I’ve been thinking about what conference self-actualization would me, by Maslow’s standards and my own, and I think it’s about feeling so confident in the underpinnings of the event that I don’t have to think about them, just like most of you are probably not worried about shelter or caloric sufficiency. Being able to trust a conference is running well means that I can concentrate on higher order things like delivering value and sparking discussions.

My part

This is a long (really long) list of things that conferences should/could provide to speakers, but conference speaking is a contract of mutual benefit. Here is a list of what I think conference speakers should commit to providing to do:

  • Be on time. There is nothing, nothing more nervewracking for an organizer than not knowing that a speaker will be there at the right time. I don’t care if you have jetlag, if you have to speak in pajamas, whatever. Be at the venue an hour before your talk, make sure you check in, show up at your room as soon as is feasible.

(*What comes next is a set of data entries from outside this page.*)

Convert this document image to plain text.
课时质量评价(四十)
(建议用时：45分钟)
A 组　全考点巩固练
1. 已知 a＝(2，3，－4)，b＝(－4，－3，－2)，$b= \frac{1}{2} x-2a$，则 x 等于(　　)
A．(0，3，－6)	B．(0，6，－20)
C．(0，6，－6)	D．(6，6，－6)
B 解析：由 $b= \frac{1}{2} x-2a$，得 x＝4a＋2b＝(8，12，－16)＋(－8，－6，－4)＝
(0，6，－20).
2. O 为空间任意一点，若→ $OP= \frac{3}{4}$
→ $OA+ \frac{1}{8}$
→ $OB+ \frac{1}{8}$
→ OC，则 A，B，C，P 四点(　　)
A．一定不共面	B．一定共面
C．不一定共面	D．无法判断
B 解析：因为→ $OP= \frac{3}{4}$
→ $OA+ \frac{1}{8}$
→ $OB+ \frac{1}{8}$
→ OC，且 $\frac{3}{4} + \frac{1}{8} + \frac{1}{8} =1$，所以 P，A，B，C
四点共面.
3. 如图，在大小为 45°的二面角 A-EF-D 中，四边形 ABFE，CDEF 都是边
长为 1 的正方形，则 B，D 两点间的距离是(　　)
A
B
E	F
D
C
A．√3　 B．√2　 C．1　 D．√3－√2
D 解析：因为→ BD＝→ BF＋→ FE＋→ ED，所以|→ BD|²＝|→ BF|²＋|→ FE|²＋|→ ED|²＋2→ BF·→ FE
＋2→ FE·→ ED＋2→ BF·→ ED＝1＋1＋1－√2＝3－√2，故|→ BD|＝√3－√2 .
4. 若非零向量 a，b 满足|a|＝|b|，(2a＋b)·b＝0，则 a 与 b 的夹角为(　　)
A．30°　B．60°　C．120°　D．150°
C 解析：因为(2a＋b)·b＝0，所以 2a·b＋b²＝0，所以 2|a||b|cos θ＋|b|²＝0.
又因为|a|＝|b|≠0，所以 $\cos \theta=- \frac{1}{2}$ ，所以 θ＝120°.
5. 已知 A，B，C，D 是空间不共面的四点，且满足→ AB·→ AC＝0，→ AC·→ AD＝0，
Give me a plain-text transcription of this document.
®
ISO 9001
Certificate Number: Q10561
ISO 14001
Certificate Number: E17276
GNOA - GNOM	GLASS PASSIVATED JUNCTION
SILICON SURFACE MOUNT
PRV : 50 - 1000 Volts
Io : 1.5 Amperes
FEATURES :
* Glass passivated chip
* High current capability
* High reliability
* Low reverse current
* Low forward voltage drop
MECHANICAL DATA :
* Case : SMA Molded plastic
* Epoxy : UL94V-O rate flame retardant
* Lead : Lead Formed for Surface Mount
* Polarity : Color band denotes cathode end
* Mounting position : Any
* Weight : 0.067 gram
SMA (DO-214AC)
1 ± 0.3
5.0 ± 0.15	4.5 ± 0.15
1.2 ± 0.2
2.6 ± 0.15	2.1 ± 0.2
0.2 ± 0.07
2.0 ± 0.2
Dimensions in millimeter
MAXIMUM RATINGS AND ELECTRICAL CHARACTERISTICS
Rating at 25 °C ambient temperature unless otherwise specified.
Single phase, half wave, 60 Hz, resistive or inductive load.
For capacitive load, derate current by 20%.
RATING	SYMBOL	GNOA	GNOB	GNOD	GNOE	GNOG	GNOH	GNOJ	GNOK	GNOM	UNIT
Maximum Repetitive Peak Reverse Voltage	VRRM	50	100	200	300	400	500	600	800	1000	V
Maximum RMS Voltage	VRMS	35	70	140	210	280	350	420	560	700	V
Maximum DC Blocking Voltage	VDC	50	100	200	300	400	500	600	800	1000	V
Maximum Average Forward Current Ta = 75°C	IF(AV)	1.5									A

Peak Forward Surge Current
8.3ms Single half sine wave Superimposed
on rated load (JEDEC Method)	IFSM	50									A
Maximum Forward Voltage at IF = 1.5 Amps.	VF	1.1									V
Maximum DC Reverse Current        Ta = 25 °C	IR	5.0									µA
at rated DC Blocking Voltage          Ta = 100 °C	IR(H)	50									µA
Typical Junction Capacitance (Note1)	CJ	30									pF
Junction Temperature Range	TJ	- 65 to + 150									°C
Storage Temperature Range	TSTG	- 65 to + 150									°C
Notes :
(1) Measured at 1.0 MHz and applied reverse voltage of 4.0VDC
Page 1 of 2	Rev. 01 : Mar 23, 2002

  • Fail noisily. If for any reason you are not going to be able to give your complete talk, on time, tell the organizers as soon as possible. I know you’re ashamed, but they are in a worse spot, so suck it up.

  • Prepare. I do often tweak my talk to incorporate things that happen earlier in the conference, but it is super unprofessional to joke about how you just slapped a talk together on the flight over. Think of it this way — assume everyone in the room earns $60/hr (it makes the math easy). Now multiply that by the minutes the talk is scheduled for and the number of people in the room. That is what your talk is worth in human-hour-dollars.

  • Participate. A large part of the value of conference speaking is that you get to attend conferences. If you are only showing up for the part of one day that your talk is in and blowing off the rest of the conference, you’re missing a lot of the value, and so is the conference. I get so many great conversations in the hallway track/lunch line. Sometimes (May, June, September), you’ll get scheduling collisions and these things happen, but I promise you that I will try to go to the majority of the conference, be available for people to talk to, and generally help the organizers out.

  • Promote. As I serve on more conference committees, I see how important it is for speakers to reach out and involve their communities. Think of a conference as the middle of a very extensive venn diagram. Speakers bring in parts of their community, which makes the conference as a whole richer.

  • Bonus: I have been speaking long enough that I have a set of talks that I could give on no notice. I usually let an organizer know quietly that if they have a schedule disaster, I can cover. I try very hard not to make this about me, but about their need to juggle a lot of balls and how I can offer to catch something.